Rede von Elsbeth Sureau, ‚Stuttgart 21 ist überall‘, auf der 493. Montagsdemo am 9.12.2019
Gestern war der Tag gegen unnütze Großprojekte. Warum ist das ein besonderer Tag? Am 8. Dezember 2010 trafen sich Vertreter der Bewegungen gegen Bahnprojekte aus dem italienischen Susatal und aus Florenz, aus Bayonne in Südfrankreich und aus Birmingham in England und verfassten eine gemeinsame Erklärung gegen unnütze Bahnprojekte, Hochgeschwindigkeitsstrecken und Tunnel. Sie nannten sie Weiße Elefanten, ein Symbol aus der Kolonialzeit für dekorative Geschenke, die aber für den Beschenkten eine große Dauerbelastung sind, kurz, die man nicht gebrauchen kann. Wir in Stuttgart wurden über einen Kontakt nach Bayonne gefragt, ob wir uns nicht an der gemeinsamen Widerstandsbewegung beteiligen wollten. Wir wollten, wir gründeten den Arbeitskreis ‚Stuttgart 21 ist überall‘, und es gibt uns immer noch.
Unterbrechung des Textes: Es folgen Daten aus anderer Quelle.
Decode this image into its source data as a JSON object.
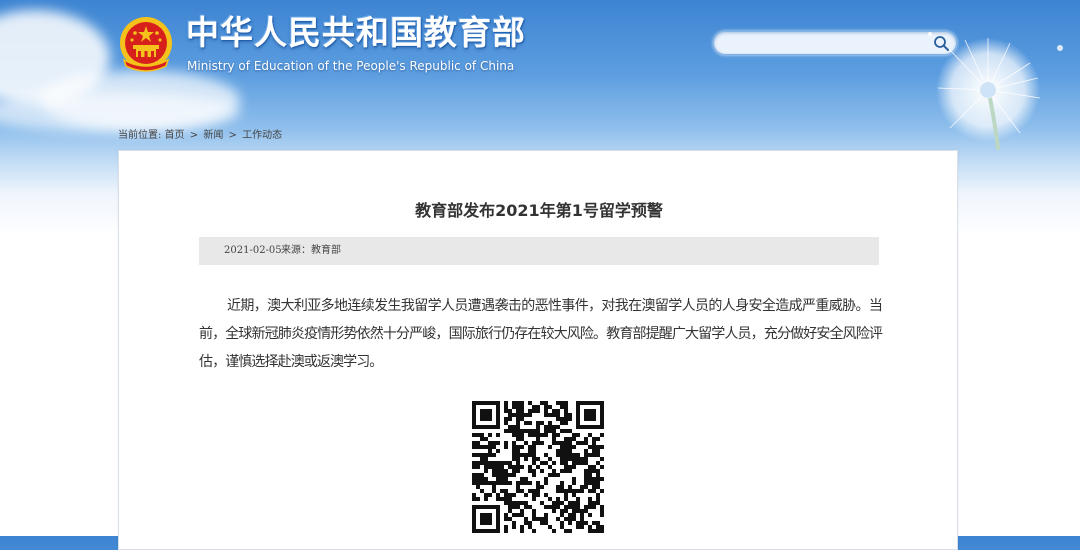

Was ist der gemeinsame Nenner beim Widerstand gegen aufgezwungene unnütze Großprojekte? Sie sind sehr teuer, sie werden aus Steuergeldern finanziert oder mitfinanziert, sie sind für Bau- und Maschinenbaukonzerne und für die Herren der Finanzwelt sichere Mega-Gewinne – aber die Umwelt und die direkt oder indirekt betroffene Bevölkerung haben den Schaden. Ihre Planung und Durchsetzung ist meist rechtlich fragwürdig, und es gibt gegen sie entschiedenen Widerstand von Menschen, die sich nicht bevormunden lassen.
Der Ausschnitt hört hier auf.